Besides, I do like it when circumstances force unusual or unexpected actions. Most interesting philosophy works the same way… You end up with conclusions that would never occur to any sane person, simply because the force of argument pushes you in that direction. It’s a classic Meillassouxian gesture, and in fact my favorite aspect of his work– you can tell he’s really delighted whenever rigorous logical premises force him to say something utterly counterintuitive. That’s all over Leibniz as well.
Bostrom
April 26, 2009
Just about to leave Europe and get back to my normal life and post-Spring Break duties. And no, I didn’t randomly find anyone in De Jaren, but those who stayed at Drift until 3 AM and then adjourned to house parties later (I presume) would be unlikely to be out on a drippy Sunday morning like I was.
In Collapse V I was just reading the article by NICK BOSTROM. I always enjoy Bostrom’s work: sensible yet imaginative reflections on the future of the human race, or lack thereof.
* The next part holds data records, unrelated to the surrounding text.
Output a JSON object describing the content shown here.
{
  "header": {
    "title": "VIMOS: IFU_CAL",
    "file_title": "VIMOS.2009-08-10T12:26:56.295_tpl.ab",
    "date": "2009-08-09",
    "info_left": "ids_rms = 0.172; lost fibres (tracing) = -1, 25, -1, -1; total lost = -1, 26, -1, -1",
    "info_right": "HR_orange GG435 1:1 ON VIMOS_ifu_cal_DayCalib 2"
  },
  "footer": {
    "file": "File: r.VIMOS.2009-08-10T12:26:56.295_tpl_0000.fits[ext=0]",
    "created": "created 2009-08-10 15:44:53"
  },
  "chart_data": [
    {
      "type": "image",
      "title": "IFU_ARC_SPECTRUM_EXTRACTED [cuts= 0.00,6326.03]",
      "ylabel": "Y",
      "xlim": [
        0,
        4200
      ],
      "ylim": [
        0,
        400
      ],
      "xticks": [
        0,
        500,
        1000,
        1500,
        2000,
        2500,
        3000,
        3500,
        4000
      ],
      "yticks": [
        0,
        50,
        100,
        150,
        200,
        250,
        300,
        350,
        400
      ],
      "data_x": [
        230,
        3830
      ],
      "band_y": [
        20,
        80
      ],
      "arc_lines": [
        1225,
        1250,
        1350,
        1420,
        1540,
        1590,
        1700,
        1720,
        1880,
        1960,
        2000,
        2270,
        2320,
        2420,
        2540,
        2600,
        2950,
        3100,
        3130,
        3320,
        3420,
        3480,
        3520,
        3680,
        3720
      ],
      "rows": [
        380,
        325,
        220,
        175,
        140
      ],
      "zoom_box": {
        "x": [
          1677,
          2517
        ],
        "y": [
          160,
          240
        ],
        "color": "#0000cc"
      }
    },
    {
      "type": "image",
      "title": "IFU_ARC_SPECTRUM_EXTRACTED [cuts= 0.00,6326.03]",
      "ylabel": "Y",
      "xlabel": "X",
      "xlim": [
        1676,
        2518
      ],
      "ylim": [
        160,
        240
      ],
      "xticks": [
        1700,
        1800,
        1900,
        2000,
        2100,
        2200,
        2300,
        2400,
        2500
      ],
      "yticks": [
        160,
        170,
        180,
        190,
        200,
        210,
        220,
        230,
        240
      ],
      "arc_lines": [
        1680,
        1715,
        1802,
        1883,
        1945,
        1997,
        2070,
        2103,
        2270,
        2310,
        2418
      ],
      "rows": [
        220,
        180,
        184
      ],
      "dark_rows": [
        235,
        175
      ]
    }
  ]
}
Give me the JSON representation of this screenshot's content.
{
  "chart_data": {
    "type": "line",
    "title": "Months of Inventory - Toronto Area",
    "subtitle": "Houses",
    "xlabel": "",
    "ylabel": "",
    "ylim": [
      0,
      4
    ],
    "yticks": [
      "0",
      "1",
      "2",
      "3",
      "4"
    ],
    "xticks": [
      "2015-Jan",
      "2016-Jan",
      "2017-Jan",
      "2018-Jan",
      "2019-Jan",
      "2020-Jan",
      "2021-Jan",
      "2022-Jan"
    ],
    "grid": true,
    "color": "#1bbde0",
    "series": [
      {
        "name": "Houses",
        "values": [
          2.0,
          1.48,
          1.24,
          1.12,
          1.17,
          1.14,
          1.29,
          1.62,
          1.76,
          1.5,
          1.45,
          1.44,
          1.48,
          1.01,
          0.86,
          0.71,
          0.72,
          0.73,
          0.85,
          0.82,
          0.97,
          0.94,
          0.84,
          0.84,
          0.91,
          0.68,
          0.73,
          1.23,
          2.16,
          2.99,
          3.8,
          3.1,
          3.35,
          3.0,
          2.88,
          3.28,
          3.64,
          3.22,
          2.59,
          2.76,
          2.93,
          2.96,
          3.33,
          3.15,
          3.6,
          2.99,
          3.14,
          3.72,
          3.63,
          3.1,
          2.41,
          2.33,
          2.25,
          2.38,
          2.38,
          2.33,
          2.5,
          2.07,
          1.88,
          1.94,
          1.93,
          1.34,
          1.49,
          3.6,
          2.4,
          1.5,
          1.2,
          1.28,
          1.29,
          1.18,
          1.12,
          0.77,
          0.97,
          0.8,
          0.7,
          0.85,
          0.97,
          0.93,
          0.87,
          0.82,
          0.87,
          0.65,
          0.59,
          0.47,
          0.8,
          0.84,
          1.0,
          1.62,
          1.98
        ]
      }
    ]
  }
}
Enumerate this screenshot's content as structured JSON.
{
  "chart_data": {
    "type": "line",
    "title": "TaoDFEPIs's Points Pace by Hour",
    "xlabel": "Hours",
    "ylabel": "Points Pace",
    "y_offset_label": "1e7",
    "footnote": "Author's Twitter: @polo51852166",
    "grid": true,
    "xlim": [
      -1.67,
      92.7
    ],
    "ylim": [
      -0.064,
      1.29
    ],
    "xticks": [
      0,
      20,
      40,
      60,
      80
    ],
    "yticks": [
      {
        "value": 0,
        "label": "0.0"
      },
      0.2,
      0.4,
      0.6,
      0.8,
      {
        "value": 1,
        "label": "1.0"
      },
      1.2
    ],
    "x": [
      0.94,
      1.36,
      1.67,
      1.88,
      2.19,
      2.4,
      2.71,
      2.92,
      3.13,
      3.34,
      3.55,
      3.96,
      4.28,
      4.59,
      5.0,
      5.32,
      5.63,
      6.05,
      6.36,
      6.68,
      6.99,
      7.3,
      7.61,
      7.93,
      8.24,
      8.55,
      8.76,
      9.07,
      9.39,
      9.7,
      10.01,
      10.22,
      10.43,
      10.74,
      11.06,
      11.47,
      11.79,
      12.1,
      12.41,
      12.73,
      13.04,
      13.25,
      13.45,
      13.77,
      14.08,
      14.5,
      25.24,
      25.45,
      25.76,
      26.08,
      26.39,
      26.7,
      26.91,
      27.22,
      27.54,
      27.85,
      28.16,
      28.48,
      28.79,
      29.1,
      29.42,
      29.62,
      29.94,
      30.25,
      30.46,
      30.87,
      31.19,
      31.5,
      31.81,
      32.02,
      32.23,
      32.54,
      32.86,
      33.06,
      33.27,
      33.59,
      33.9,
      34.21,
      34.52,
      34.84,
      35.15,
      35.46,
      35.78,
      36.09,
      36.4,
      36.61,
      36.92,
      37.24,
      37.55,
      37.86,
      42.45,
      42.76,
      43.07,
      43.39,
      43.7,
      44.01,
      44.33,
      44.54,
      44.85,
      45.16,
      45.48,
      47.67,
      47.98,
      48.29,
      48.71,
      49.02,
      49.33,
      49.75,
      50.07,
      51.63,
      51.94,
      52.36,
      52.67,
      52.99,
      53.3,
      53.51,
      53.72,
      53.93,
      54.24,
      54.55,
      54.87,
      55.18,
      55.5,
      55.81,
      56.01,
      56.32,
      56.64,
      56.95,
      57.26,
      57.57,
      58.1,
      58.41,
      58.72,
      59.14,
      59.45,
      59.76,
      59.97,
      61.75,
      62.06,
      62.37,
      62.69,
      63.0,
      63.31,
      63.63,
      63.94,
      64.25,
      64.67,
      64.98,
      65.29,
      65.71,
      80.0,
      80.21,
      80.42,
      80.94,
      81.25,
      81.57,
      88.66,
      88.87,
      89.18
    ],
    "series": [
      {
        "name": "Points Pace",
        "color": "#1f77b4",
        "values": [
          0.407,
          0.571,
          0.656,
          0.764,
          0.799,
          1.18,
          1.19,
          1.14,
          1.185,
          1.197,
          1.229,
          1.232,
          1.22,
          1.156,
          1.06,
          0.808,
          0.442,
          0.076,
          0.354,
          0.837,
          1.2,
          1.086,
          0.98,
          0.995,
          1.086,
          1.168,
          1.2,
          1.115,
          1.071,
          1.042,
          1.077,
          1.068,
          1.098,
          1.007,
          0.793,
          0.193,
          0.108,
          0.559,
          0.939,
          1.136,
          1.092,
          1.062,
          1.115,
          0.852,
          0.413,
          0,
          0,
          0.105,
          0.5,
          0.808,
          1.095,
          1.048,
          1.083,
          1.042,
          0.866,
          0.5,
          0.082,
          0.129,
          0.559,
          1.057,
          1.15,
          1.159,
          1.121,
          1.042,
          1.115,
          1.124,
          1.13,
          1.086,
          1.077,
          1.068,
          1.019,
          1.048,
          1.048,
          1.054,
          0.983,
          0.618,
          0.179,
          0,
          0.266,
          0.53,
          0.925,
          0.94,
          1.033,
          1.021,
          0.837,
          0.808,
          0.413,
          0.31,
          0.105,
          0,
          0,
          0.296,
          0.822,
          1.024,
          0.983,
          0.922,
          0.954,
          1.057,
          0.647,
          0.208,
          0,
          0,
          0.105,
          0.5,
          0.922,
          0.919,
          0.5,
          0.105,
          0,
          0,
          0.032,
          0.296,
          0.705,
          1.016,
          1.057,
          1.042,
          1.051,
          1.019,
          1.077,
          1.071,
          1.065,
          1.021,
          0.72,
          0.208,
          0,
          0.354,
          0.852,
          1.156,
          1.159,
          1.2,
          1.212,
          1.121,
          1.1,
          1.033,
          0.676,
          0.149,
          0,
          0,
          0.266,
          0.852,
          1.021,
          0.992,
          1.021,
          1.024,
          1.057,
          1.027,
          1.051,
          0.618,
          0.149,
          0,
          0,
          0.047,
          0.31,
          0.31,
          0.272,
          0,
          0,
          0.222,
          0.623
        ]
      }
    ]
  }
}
He doesn’t play the cynical pessimism card for easy points, but he’s also no pollyanna.
The article now in question is about how the discovery of any traces of life on mars would be abd news for us indeed. I was going to explain whym but my credit on this machine is about to run out and it’s an incredible pain to buy new credit the way the place has been remodelled. So, read Collapse and find out for yourself.
actually…
April 26, 2009
Actually, De Jaren is even more likely to contain a random UvA person, so I’ll give it a 10-minute try. See you all in November, anyway, since I’ll be in Maastricht and the vicinity for about a week at the end of that month.
still rainy
April 26, 2009
The flight was a bit later than expected, so I showed up at the one location most likely to randomly contain an UvA Philosophy person– the Coffee Company on the canal, right around the corner from Philosophy. No one here, but it was only about a 15% chance anyway.
That’s the view out the window of the Coffee Company.

an even more perfect ending
April 26, 2009
The one genuine risk of an excellent trip is that it might make you sad to return home. But this morning, as if by magic, I get gloomy, drippy weather that reminds me the sun is probably blazing in Cairo at this very moment, and I look forward to that.
However, I did lose my e-ticket somehow, and though e-tickets are not a damaging thing to lose (5 minutes of web research should be enough to find the information) this still may fall into category of a Freudian parapraxis… do I really want this to end, and teach a class tomorrow at 8:30 AM? (And that will be 7:30 for my now Europeanized body clock.)
Another 4 or 5 days in Amsterdam would certainly have hit the spot, but it’s time to return.